Have now fitted a Propex HS2000 gas blown air heating system, so now toasty warm for winter trips.

Steve


----------



## ellisboy

That's a nice looking van ,I'm just starting my conversion on a Citroen relay,
Regards Stephen? :dance:


----------



## Deleted member 13859

hi

real nice job, well done and enjoy your wilding.

tranivanman


----------



## sjpsound

*Alternative seats for my Renault Master Conversion*

Just wondered what seats would fit in my van as a replacement for the original ones - I've heard you can put in ones from a Ford Galaxy - anybody have any ideas ? thanks, Steve


----------



## Al321

Wow,really nice van conversion..top job


----------



## Biggles

I agree nice job there.


----------



## Jimmy Hoffa

What a cracker great job mate.


----------



## AuldTam

sjpsound said:


> Just wondered what seats would fit in my van as a replacement for the original ones - I've heard you can put in ones from a Ford Galaxy - anybody have any ideas ? thanks, Steve



I fitted Renault Grand Espace swivel seats straight onto the seat boxes in my master van..you only need to slightly elongate the holes, its a simple job...no need to add longer seat runners either...and very comfortable seats they are too, ideal for motorway driving with the arm rests down.


----------



## Viktor

Well done!:wave:


----------



## avandriver

Nice work .

I am curious to know why you fitted the awning on the drivers side .

Steve


----------



## Maurich9

*Seat Belt Sensor Issue*



AuldTam said:


> I fitted Renault Grand Espace swivel seats straight onto the seat boxes in my master van..you only need to slightly elongate the holes, its a simple job...no need to add longer seat runners either...and very comfortable seats they are too, ideal for motorway driving with the arm rests down.



Hi,
I'm planning to do a conversion based on a Renault Master.
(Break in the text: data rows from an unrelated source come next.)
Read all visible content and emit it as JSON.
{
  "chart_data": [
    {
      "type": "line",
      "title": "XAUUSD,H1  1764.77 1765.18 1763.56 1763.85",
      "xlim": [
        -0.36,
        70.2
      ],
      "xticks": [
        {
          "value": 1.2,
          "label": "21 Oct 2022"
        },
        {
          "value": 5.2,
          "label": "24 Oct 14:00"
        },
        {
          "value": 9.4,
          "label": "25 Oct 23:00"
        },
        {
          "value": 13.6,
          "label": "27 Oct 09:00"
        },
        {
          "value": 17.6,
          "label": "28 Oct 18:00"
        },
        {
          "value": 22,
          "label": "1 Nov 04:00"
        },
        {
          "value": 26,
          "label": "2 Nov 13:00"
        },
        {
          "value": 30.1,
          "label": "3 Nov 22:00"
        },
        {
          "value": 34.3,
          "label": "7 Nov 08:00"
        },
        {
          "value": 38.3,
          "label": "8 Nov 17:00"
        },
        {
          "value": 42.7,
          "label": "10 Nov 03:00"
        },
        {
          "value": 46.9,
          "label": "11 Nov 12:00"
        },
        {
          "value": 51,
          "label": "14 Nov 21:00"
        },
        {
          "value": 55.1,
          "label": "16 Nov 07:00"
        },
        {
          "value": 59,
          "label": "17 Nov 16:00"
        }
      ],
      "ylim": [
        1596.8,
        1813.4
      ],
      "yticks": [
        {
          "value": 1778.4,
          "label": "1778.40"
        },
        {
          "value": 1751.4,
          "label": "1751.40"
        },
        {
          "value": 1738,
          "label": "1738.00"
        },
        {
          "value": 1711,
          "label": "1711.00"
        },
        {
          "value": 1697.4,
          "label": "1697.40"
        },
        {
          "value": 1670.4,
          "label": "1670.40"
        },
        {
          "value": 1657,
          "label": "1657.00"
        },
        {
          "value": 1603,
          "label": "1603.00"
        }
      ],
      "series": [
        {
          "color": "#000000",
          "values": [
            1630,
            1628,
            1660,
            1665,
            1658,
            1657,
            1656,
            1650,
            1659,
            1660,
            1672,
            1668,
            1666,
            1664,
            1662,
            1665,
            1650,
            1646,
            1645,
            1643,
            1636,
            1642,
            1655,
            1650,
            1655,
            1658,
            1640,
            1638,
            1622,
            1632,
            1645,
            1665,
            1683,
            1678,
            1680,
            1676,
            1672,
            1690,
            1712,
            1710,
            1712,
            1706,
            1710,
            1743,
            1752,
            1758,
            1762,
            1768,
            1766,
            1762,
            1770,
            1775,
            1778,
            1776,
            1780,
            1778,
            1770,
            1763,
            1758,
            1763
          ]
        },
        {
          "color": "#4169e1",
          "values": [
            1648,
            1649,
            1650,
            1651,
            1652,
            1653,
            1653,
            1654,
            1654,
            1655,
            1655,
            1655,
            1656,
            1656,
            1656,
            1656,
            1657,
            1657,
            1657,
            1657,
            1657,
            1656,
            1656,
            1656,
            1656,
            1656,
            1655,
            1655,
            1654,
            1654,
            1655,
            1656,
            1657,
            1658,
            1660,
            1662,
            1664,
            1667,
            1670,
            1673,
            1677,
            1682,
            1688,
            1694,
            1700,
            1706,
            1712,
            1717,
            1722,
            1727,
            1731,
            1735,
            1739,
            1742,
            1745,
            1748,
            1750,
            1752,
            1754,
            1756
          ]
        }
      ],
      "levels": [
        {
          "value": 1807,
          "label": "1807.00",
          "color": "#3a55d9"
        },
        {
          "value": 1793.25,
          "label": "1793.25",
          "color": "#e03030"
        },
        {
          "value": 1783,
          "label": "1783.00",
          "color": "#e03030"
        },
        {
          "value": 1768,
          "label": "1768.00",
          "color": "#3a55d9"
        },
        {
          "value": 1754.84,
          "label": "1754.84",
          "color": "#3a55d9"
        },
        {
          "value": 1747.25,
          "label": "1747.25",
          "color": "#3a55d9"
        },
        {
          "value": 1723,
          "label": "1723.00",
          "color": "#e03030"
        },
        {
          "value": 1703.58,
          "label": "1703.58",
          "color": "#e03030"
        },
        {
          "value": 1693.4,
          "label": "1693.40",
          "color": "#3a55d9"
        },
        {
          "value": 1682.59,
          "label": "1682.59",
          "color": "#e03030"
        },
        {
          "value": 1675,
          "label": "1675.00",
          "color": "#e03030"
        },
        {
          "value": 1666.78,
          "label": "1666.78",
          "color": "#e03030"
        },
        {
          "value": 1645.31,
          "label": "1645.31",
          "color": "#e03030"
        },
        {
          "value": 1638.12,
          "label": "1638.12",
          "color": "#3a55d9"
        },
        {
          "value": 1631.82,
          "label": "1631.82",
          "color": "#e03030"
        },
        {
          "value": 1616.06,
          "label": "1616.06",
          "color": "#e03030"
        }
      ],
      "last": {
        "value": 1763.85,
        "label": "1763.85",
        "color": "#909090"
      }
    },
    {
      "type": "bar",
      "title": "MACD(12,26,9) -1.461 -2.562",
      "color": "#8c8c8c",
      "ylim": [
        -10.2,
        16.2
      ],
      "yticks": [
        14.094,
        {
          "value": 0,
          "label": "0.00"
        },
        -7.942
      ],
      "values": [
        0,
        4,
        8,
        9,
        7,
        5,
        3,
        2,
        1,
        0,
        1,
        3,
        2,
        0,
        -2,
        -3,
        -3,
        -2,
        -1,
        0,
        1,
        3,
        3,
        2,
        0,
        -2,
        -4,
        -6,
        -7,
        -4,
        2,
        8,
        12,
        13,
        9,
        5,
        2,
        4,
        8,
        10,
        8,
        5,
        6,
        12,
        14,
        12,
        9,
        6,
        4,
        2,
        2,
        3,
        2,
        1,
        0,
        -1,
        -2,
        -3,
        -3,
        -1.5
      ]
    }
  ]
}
The info on the Espace seats is a good steer. However, been led to believe that if the dual front passenger seat is removed it generates a warning flag on the dash that causes MOT failure. The warning is due to one of the sealt belts having been removed. I've heard of two possible solutions, one involves changing some codes on the vehicle, but need knowledge of the codes and presumably a bit of kit to do it. The other involves putting a resistor somewhere in the circuitry to fool the vehicle into thinking the removed seat belt is still there. Presumably you've used one of these methods. If so can you provide a bit more dummy level info for me please.

Maurice


----------



## Firefox

Maurich9 said:


> Hi,
> I'm planning to do a conversion based on a Renault Master. The info on the Espace seats is a good steer. However, been led to believe that if the dual front passenger seat is removed it generates a warning flag on the dash that causes MOT failure. The warning is due to one of the sealt belts having been removed. I've heard of two possible solutions, one involves changing some codes on the vehicle, but need knowledge of the codes and presumably a bit of kit to do it. The other involves putting a resistor somewhere in the circuitry to fool the vehicle into thinking the removed seat belt is still there. Presumably you've used one of these methods. If so can you provide a bit more dummy level info for me please.
> 
> Maurice



Depends on the year; I moved the bench seat from a Mark 2 master 2006 rearwards to form the lounge. Only the drivers seat is wired up for seatbelt on that. 2009 onwards the Mark 3 may be different.


----------



## mariesnowgoose

Mega impressive conversion!


----------



## Scudo

Firefox said:


> Depends on the year; I moved the bench seat from a Mark 2 master 2006 rearwards to form the lounge. Only the drivers seat is wired up for seatbelt on that. 2009 onwards the Mark 3 may be different.



Thanks. Unfortunately the vehicle I've got my eye on is a 2008 so presumably a MK3, I'm led to believe it does have this problem. I'll put the post on a new thread to see if I can't flush out someone that has experience of the later model.

Maurice


----------